October 18, 2012
videos on being a professional
Six really helpful videos that dramatize professionalism issues for law students are now available free online. Widener legal writing professors Mary Ann Robinson and Alison Kehner created the videos as teaching tools to share with all of us. All of the videos are brief – half are only about five minutes long. The videos and related teaching materials are available here.
The vignettes explore:
Preparedness: Learn from Kate, who struggles with being adequately prepared for a conference with her law school professor – and again years later at an important workplace meeting.
Social Networking: Law school students express frustration at sitting through a presentation about the appropriate use of social networking sites. Years later, one of them learns the hard way how Facebook photos can create problems in his professional life.
Misuse of Technology: John uses his laptop during class to check email and surf the internet, and despite being embarrassed when he’s caught by the professor, he doesn’t learn his lesson. Years later John exhibits similarly distracted behavior in a client meeting.
Anticipating Consequences: Managing Client Expectations: A client who seeks immediate turnaround on a revised will poses multiple challenges for a new attorney. Different approaches to the situation are explored with video rewinds taking the viewer back in time, to explore the ramifications of the attorney’s different choices.
Mistakes: Video rewinds are used again with junior associate
Alice to show two differing approaches to handling an error she made with an
important firm client.
Self-Direction (& Law School Study Skills): Go for burritos with friends or go to study group? Poor choices in law school and on the job illustrate how critical it is to become self-directed learners, who take responsibility for mastering law school material and, later, the client’s file. Teaching materials include discussion questions and handouts from academic success professionals on effective law school study skills.
October 16, 2012
IRAC and its variations
In the fall 2012 issue of JALWD, Tracy Turner of Southwestern presents an interesting analysis of IRAC and its permutations.
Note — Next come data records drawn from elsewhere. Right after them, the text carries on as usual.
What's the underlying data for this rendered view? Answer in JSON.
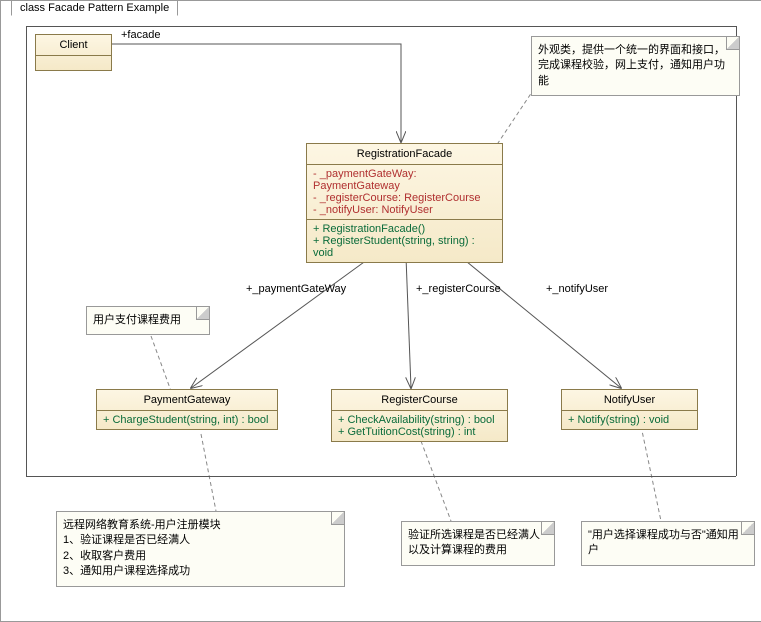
{
  "title": "class Facade Pattern Example",
  "assocFacade": "+facade",
  "assocPay": "+_paymentGateWay",
  "assocReg": "+_registerCourse",
  "assocNotify": "+_notifyUser",
  "client": {
    "name": "Client"
  },
  "facade": {
    "name": "RegistrationFacade",
    "a1": "-   _paymentGateWay: PaymentGateway",
    "a2": "-   _registerCourse: RegisterCourse",
    "a3": "-   _notifyUser: NotifyUser",
    "m1": "+   RegistrationFacade()",
    "m2": "+   RegisterStudent(string, string) : void"
  },
  "pay": {
    "name": "PaymentGateway",
    "m1": "+   ChargeStudent(string, int) : bool"
  },
  "reg": {
    "name": "RegisterCourse",
    "m1": "+   CheckAvailability(string) : bool",
    "m2": "+   GetTuitionCost(string) : int"
  },
  "notify": {
    "name": "NotifyUser",
    "m1": "+   Notify(string) : void"
  },
  "note1": "外观类，提供一个统一的界面和接口，完成课程校验，网上支付，通知用户功能",
  "note2": "用户支付课程费用",
  "note3": {
    "t": "远程网络教育系统-用户注册模块",
    "l1": "1、验证课程是否已经满人",
    "l2": "2、收取客户费用",
    "l3": "3、通知用户课程选择成功"
  },
  "note4": "验证所选课程是否已经满人以及计算课程的费用",
  "note5": "\"用户选择课程成功与否\"通知用户"
}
She lists twenty variations of the mnemonic device and discusses the reasoning behind each. She also identifies four organizational methods on which most legal-writing textbooks agree: rule-centered analysis, separation of discrete issues, synthesis of case law, and unity. Turner suggests that these might be better guides than “dogmatic adherence to a particular acronym.”
October 15, 2012
LRW at AALS
In the alphabet soup of the legal academy, both LWI and ALWD resources were helpful at the AALS hiring conference in D.C. this past weekend.
Teri McMurtry-Chubb (at Mercer) took the lead in organizing the AALS information session for faculty candidates interested in becoming legal writing professors. She was joined by Cassandra Hill (at Thurgood Marshall) and Mimi Samuel (at Seattle U.), leading "a lively and engaging session." The participants received hand-outs with information about the LWI website, LWI's upcoming One-Day Legal Writing Workshops, the definitive articles on finding a legal writing teaching job by Jan Levine (Duquesne), and Jan's webpage URL. Meanwhile Sue Liemer (Southern Illinois) represented the ALWD New Directors Committee and lent an ear for new(er) directors at the hiring conference.
Were any other LRW folks there?
Hope all is well in your neck of the woods.